Chmielarz vs sprzedaż Bullestorma
Jeden dzień, mnóstwo sprzecznych informacji. Analitycy krzyczą, że Bulletstorm sprzedał się fatalnie. Adrian Chmielarz, twórca gry, że to nieprawda. Polskie serwisy raz mówią, że dobrze, raz, że źle. Na ratunek w tym informacyjnym gąszczu przybywa Polygamia.
18.03.2011 | aktual.: 06.01.2016 13:26
Szum zaczął się od Douga Creutza, analityka firmy Cowan & Company, który ocenił sprzedaż Bulletstorma jako "rozczarowującą". Według dokładnych danych NPD bowiem, w lutym sprzedało się jedynie 279 tysięcy sztuk gry. A takiego Marvel vs. Capcom 3, dla porównania, 790 tysięcy. A średnie na Metacritic oba tytuły miały podobne. Znaczy, polska produkcja radzi sobie gorzej - wszystko zgodnie z logiką i prawdą, czyż nie?
Nie.
Pisałem już kiedyś o tym, dlaczego nie cierpię analityków i ta sytuacja jest na to doskonałym przykładem. Pozwólcie, że obalę tezę pana Creutza. Mógłbym to teraz długo tłumaczyć, ale lepiej oddać głos samemu Adrianowi Chmielarzowi i jego twitterowi.
Ja co prawda VGChartz nie polecam (ich źródła są mocno wątpliwe), ale co do reszty - pełna zgoda. Wspomniane przez analityka dane to sprzedaż Bulletstorma tylko w Stanach*, w okresie od 22 do 28 lutego. MvC3 miało premierę 15 lutego. Co prawda, faktycznie, jeśli wziąć pod uwagę ilość sztuk sprzedanych na dzień, zrobiło lepszy wynik. Trzeba jednak pamiętać o tym, że gra People Can Fly to nowa marka, która z plejadą superbohaterów Marvela pod względem rozpoznawalności nie może się nawet mierzyć. Wtedy o żadnym "rozczarowaniu" nie może być mowy.
Oliwy do ognia dolał jeszcze polski serwis, który jakiś czas temu opublikował zupełnie sprzeczną informację, mówiącą o tym, że "Bulletstormowi pękł już milion". Po trafieniu na nią można się czuć odrobinę skołowanym.
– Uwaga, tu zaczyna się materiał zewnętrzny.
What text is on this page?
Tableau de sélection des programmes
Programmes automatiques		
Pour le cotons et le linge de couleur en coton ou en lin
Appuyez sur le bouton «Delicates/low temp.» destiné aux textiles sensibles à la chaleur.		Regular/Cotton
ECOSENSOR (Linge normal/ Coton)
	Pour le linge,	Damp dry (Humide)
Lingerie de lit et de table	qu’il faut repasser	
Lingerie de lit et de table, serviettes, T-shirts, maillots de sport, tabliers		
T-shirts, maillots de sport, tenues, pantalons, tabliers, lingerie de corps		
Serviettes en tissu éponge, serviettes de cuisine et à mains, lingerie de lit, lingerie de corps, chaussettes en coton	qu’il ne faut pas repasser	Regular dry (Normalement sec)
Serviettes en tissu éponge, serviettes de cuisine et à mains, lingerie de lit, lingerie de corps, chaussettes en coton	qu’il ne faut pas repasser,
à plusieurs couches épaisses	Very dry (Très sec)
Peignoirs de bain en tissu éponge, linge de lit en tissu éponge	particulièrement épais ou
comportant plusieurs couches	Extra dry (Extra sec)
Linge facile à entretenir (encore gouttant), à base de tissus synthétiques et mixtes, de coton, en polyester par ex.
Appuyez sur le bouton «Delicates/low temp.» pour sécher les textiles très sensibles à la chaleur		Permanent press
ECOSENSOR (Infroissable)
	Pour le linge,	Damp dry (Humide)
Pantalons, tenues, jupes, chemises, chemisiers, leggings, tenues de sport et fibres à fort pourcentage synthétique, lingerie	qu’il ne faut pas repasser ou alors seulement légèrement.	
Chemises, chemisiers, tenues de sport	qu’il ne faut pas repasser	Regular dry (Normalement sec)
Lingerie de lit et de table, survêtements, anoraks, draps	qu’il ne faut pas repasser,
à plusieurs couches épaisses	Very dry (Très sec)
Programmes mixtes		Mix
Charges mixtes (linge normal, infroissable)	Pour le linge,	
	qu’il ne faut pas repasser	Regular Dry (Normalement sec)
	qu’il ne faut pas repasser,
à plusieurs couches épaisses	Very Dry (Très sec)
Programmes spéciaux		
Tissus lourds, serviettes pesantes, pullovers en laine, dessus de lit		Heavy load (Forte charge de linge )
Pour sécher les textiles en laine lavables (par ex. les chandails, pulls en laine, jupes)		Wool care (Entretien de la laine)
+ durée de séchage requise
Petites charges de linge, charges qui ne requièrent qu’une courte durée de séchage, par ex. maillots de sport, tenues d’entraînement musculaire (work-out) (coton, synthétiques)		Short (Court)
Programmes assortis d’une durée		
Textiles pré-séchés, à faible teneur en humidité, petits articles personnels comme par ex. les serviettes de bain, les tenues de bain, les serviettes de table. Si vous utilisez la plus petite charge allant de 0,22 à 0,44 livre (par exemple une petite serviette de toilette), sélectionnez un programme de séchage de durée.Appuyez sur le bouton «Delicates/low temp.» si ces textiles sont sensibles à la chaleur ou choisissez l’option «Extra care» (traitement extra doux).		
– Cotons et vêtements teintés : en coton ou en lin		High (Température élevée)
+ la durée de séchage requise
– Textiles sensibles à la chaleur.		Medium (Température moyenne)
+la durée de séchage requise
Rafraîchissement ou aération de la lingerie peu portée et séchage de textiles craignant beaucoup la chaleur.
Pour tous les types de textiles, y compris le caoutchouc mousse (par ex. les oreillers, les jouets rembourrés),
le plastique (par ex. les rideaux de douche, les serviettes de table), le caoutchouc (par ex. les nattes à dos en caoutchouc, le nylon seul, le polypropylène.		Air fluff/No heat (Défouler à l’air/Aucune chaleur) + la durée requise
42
Spokojnie, znów wszystko do siebie pasuje. Wiadomość ta wynika bowiem z błędu w tłumaczeniu tej wypowiedzi jednego z przedstawicieli Epic Games, który mówi, że jest pewny, iż Bullestorm przekroczy milion sprzedanych sztuk. I wszystko jest na swoim miejscu.
To jak w końcu jest z tym Bullestormem - odniósł sukces sprzedażowy czy nie? Oczekiwania ciągle są duże - to gra wielkiego Epica, reklamowana przez samego Cliffa Bleszinskiego. Adrian Chmielarz sam stwierdził, że sprzedaż poniżej dwóch milionów uzna porażkę. Prawda jest jednak taka, że na tę chwilę mamy jeszcze za mało danych, by wyciągać jakiekolwiek wnioski w tej kwestii. W tym momencie zalecam cierpliwość i rozwagę - lepiej nie szukać sensacji tam, gdzie jej nie ma.
Tomasz Kutera
*Żałujemy, ale nie mamy takich danych dotyczących naszego kraju. Polskie sklepy stwierdzają jedynie, że sprzedaż gry jest "zadowalająca", żadnych szczegółów przy tym nie zdradzając. Damy znać, gdy tylko uda nam się dotrzeć do bardziej konkretnych informacji.